I learned a number of years ago that when I started investing in real estate, my first investment was indeed a speculative real estate investment. The fact it took me many years to actually be aware of the fact, sheds a big light as to why so many investors struggle to make money in real estate investing.
It is about managing the type of investment to the current market conditions that makes for a successful purchase. Based on my many conversations, I felt there was a big need to create clarity as to the types of investments that are best suited to accomplish particular goals. To do this, of course, requires understanding of the different investment types. The one we are talking about speculative real estate investing so let’s break it down.
Speculative investment: to speculate+ to anticipate a great return. This is the most risky and possibly the most rewarding investment and as the saying goes, the bigger the
risk the bigger the reward. This statement gives fuel to the greedy as well so beware…in absence of a successful set of circumstances the opposite can happen.
The bigger the risk the bigger the loss. Speculative investing works best when a market is positioned at the rebound stages of a seller’s market. After a market goes through a buyer’s market phase and the market is transitioning to a seller’s market will provide the upswing necessary to capitalize on as speculation. This is where location comes in AGAIN. At any given point in time, there are markets that are better positioned to accommodate this speculative investment than others. It is imperative to find markets that are transitioning from a buyer’s market to a seller’s market.
Things you will want to watch for:
- new construction is starting to get abundant
- financing is easier to obtain
- businesses and jobs show signs of a slow down
- demand and prices of construction is edging upward
- speculators are buying
When a market is positioned correctly, the speculator has the best chance of capitalizing big-time on a speculative investment. These speculative investments can come in many forms and all of them are betting on one primary objective. Buy a property at a low price with anticipation of selling in a short amount of time for top dollar.
Here are a few samples of speculative investments that seasoned investors find lucrative:
- Buying new construction at the beginning of Phase 1 to the new development. When a large development is underway, speculative investors cash in big by buying early. They rent for a short amount of time, 6 to 12 months, and as the development builds out into its second, third and possibly fourth phases, everyone now wants a new house in this subdivision. Prices have gone up considerably from Phase 1 and new buyers are eager to get moved in. Many do not want to wait for a new house to be build and will find your home to be of great interest to them.
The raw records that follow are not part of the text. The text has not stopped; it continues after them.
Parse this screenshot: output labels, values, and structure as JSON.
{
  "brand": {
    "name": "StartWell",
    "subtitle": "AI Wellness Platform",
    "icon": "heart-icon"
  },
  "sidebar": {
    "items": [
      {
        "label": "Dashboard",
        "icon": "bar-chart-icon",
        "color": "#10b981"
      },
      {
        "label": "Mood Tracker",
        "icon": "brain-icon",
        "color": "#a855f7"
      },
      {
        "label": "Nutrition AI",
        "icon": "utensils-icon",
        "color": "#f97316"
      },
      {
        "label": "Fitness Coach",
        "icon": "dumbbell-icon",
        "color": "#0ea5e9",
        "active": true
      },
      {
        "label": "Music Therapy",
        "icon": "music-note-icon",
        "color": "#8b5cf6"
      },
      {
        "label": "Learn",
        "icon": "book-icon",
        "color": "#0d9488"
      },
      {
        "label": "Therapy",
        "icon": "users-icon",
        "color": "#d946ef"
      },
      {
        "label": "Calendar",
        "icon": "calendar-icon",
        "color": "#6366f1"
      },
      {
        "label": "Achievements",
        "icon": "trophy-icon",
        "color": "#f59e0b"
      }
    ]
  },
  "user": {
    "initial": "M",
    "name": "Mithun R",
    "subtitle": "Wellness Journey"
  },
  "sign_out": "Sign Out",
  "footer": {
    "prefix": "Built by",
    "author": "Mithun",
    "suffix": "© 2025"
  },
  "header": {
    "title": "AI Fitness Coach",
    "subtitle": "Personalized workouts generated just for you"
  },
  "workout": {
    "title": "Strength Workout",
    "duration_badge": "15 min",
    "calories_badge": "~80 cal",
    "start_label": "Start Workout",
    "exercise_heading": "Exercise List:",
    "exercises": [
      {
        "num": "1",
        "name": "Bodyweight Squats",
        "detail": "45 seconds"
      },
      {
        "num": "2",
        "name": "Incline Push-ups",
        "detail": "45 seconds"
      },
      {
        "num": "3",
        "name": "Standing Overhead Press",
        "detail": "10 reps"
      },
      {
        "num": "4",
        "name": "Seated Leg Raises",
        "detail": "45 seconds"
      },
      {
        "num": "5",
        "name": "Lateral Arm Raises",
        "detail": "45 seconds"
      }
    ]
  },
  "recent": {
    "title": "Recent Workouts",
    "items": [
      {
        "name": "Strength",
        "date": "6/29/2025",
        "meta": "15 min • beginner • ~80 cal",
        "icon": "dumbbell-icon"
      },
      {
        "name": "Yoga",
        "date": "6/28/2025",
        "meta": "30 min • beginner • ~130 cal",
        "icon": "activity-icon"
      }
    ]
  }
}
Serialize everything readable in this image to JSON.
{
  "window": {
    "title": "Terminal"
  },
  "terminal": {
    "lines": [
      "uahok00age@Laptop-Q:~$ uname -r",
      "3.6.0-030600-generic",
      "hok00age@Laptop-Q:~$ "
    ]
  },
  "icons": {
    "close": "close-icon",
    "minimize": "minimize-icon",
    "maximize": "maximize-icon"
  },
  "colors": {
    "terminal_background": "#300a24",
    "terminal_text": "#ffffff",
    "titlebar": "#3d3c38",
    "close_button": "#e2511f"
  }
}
- Purchasing raw land is another favorite of the speculator. Using the above example, if the developer allows the purchase of a plain vacant (unimproved) lot this can be huge. Often a seasoned investor will purchase the land. This is a much smaller investments and as the lots get sold off, the demand will become stronger and stronger for the remaining lots. The Investor can then sell his/her lot at an increased price. This, believe it or not, was my first investment strategy at age 15. It worked like a charm and I made a 50% increase to my purchase price in 3 years time.
- Of course, buying acreage that is sought after by a developer can be even more lucrative. When you acquire a larger parcel of land and the demand for new housing is strong, you will want to market this to a developer. To increase your payout, you will want to do the legal work of getting zoning approval and change the use of the land from its existing status to the status of multiple residences per acre. This is a tactic that is highly profitable and one that should only be done with proper guidance and experience. If this sounds interesting you, you will want to do your diligence and learn more about the process of zoning changes. The diligence upfront may generate massive rewards.
- Another popular speculative investment property is the infamous fix and flip. Many investors do well by buying s distressed property, repairing the damages to the house and selling for a profit. Where most new investors go wrong on this strategy is when they try to perfect the house to the standards they would want to live in. The fact is, you will not live in it so do not waste your money putting in the extras that will not generate a large return on the investment. You want to make the home move in ready. Start with the outside to make it look great and grab the attention of the people who frequently drive by the property. Then put a for sale sign on it. Finish up the inside to make it move in ready, and by the time you are finished, you should have found a ready willing and able buyer that can give you a nice profit.
There are many examples that I could give on speculative investing but I believe this illustrates them well. When being purposeful, you can see how the proper location at the proper market positioning is key to capitalizing on the speculative investment. All too often, investors want to invest month in and month out doing these same types of investing. The most dangerous aspect of real estate investing is NOT paying attention the changing tide. Real estate markets are always changing and the risk comes from not changing with the markets.